ISLAMABAD: Finance Division and Power Division are reportedly in negotiations with the commercial banks to raise fresh financing facility of Rs 50 billion to pay off liabilities of Pakistan State Oil (PSO) and Independent Power Producers (IPPs), well informed sources told Business Recorder.

The Abbasi-led government had approved this proposal during its last days but the Finance Ministry could not arrange the financing as the banks were reluctant to give the amount on the plea that they have already substantial exposure in power sector. The government will impose a surcharge of 50 paisa per unit to recover this amount from consumers.

However, Finance Division and Power Division continuously pursued banks that have ultimately expressed their willingness to extend Rs 50 billion in two tranches. The banks are expected to send term sheets to the Power Division next week.

The sources said, Power Division in a separate summary moved by the Ministry of Energy (Power Division) seeking guarantees for syndicated term finance facilities of Rs.80.00 billion for Power Holding (Private) Limited to raise commercial loans was approved by the ECC. The loan amount of Rs.80.00 billion has been disbursed in accordance with the decision of the ECC. However, for maintaining power sector liquidity, payment of Rs.14 billion against AJ&K subsidies and settlement on account of FATA GST Rs.14.00 billion have not yet been released.
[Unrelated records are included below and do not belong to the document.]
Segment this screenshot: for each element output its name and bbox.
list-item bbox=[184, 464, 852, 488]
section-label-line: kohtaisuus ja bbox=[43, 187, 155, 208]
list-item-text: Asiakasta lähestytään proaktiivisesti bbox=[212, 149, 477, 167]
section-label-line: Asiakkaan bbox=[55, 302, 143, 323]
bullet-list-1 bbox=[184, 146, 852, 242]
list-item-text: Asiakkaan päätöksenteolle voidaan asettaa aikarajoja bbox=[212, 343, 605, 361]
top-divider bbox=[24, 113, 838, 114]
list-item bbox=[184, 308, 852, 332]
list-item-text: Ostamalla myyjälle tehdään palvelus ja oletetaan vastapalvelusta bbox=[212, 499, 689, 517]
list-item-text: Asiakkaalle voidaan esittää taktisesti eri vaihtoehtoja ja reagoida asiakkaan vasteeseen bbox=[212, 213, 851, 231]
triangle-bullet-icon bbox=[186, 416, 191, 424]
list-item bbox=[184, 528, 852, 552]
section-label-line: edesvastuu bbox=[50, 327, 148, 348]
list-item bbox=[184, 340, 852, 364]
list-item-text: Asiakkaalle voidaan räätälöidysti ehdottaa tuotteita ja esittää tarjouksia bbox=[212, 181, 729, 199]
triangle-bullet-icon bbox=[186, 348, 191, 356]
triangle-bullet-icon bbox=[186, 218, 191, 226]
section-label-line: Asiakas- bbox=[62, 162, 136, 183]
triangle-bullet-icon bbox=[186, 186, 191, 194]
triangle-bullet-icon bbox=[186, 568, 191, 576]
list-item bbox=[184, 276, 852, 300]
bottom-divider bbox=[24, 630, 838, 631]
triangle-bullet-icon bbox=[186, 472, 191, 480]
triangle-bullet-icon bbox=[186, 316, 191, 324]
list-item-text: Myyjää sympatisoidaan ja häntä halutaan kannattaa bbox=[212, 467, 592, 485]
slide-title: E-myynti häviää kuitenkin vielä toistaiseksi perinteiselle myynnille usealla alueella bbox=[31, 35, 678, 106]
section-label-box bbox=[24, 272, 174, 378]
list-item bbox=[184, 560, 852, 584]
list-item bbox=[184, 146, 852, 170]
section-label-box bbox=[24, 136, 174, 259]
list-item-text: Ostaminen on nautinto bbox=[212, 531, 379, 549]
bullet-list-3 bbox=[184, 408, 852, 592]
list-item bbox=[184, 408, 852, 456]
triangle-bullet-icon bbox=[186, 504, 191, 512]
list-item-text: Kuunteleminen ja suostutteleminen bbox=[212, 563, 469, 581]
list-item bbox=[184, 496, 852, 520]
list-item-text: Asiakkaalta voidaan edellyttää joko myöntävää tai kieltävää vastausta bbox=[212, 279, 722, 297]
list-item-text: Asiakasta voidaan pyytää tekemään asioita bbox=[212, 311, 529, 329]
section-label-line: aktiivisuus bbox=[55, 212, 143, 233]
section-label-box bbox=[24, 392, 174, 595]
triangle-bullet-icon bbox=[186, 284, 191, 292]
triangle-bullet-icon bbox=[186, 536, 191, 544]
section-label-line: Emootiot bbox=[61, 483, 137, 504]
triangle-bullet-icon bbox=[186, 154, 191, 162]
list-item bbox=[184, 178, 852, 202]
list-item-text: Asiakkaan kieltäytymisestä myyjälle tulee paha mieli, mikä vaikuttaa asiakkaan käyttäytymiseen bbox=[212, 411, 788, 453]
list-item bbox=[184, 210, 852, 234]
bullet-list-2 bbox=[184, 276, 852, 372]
Although Ministry of Finance has released a budgetary support of Rs.20.00 billion with the condition to be adjusted later, they have stated that they do not have any further fiscal space available to provide support to power sector under budgetary support head.

In light of the forgoing and as per advice of the Ministry of Finance, another summary moved by the Power Division seeking guarantees for syndicated term finance facilities of Rs.50-100 billion for Power Holding (Private) Limited to raise commercial loan was approved by the ECC on April 26, 2018. The loan amount of Rs.50.00 billion has been disbursed in accordance with the decision of the ECC while balance of Rs.50.00 billion was in the process of execution.

The financial position of power sector was still at critical level due to various reasons including less than regulatory benchmark performance both in terms of losses and recovery, non-availability of subsidy, detail determination of tariff (which has been notified now but whose effect will start coming in the next few months). Moreover, higher energy sales due to significant increase in generation base, has also contributed towards build-up of circular debt. This was discussed in a meeting held in the office of the Minister of Finance, on May 22, 2018, in the office of FM attended by the Ministers of Finance and Power Division, Secretary Finance Division, Additional Secretary Power, Joint Secretary Power Finance where it was decided to seek another loan for the power sector, as no further fiscal spice was available to provide support to power sector under budgetary support head.

The Power Division proposed to further raise Rs.50.00 billion through commercial banks as a fresh financing facility to be arranged through Power Holding (Private) Limited (PHPL). PHPL is a public sector entity without assets and will be responsible for arranging the requisite loan. The amount will be utilized for the purposes of funding the repayment liabilities of the Distribution Companies towards Central Power Purchasing Agency (Guarantee) Limited and ultimately the sectoral entities. Ministry of Finance will provide government guarantee for the requisite loan amount. The servicing of new facility as well as principal amount will be done through imposition of surcharge, however for the interim period of six months, the markup servicing will require GoP support and the same will be treated as equity in the Distribution Companies. The settlement done through this arrangement will primarily settle overdue payments in the total payables of CPPA-G towards various sectoral entities.

The servicing of all the facilities available at PHPL will yield a financial cost surcharge of Rs 1.15 to Rs 1.75/KWh. The servicing of the new proposed facility as well as the principal amount will be done through imposition of surcharge @ Rs.0.55/kwh after approval of Nepra. For the interim (6 months) or tariff determination whichever is earlier, the markup servicing will require GoP support and the same will be treated as GoP equity in Discos.